Why categorize blogs?. Maybe it’s just my mistrust of taxonomies in general, but it seems to me that thinking of the ways in which we relate to our own blogs or the blogs of others is a more direct way to approach what sort of work is accomplished by this type of public writing. I’m not certain why I’m so opposed to the sort of categories suggested, other than the possibility that it’s sort of drawing a circle in quicksand. In terms of functional discourse, we all slip seamlessly between Britton’s categories of expressive, transactional, and poetic modes of discourse. Hence, a “journaling” writer would tend toward the expressive, a political or tech blogger would tend towards the transactional, and the creative writer towards the poetic. All people are capable of all three modes, which apply in different mixtures at any given point in time. To draw exclusive categories, or even tendencies, tends to obscure the other work being done in public writing.

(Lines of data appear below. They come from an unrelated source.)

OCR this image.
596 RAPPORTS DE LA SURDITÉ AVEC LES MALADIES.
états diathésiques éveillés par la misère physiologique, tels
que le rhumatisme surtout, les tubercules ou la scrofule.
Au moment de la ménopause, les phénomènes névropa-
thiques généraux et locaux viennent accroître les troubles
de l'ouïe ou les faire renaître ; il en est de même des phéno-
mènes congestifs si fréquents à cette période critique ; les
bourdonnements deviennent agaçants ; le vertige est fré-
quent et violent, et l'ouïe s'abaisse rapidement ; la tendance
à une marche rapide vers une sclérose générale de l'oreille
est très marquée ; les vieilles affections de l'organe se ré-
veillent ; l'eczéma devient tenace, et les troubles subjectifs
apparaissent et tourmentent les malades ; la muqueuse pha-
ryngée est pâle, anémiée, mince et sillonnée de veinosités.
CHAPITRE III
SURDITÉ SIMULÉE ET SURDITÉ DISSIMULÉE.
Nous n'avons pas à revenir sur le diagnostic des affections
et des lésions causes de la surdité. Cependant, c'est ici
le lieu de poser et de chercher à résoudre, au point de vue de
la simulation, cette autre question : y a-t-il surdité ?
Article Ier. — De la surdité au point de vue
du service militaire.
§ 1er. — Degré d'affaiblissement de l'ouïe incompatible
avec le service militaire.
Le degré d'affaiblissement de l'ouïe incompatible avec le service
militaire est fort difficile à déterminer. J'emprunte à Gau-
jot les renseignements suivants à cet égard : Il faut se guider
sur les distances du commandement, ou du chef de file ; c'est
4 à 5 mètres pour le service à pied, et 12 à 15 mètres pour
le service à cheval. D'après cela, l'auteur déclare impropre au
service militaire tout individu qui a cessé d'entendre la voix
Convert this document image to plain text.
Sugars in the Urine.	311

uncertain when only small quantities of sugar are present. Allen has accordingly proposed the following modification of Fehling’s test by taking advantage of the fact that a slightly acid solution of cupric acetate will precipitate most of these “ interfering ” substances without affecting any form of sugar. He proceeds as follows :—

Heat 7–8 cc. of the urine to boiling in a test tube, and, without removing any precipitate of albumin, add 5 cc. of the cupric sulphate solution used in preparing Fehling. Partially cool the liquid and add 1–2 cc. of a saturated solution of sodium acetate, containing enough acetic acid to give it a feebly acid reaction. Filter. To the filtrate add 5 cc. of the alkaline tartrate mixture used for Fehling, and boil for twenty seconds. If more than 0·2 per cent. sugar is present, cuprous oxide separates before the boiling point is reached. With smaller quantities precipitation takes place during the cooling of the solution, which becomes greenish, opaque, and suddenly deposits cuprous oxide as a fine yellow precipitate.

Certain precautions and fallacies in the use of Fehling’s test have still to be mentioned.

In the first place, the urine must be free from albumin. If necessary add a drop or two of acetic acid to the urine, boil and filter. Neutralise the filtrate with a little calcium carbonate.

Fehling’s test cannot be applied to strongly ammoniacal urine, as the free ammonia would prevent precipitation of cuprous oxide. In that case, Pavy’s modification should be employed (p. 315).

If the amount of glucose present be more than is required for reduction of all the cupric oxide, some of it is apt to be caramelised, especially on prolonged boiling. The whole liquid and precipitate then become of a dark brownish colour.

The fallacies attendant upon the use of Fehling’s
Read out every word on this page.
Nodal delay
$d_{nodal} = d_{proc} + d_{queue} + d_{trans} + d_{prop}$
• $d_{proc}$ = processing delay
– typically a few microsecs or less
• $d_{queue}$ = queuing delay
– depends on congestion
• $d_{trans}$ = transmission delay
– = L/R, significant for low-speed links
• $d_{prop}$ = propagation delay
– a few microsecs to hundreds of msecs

And it certainly excludes the unclassifiable like Bobbi.
The quality of civic participation which Joe Williams was trying to highlight dealt with “self-reflexivity” which, for me, neatly describes Bobbi. Sometimes her image/word constructions are personally revealing, but just as often they are not. They oscillate between the poles of expressivity and the poetic, never resting too long in either. She claims no “role” in a broader discourse, and yet I have read her obsessively for a long time. There is a strange zone of presence in absence that always keeps you guessing on blogs. I always find too much involvement questionable. I’m not sure why that is, either. But it’s a future that doesn’t trouble me nearly as one filled with tabular data, and categories.
Questions always seem to outnumber answers.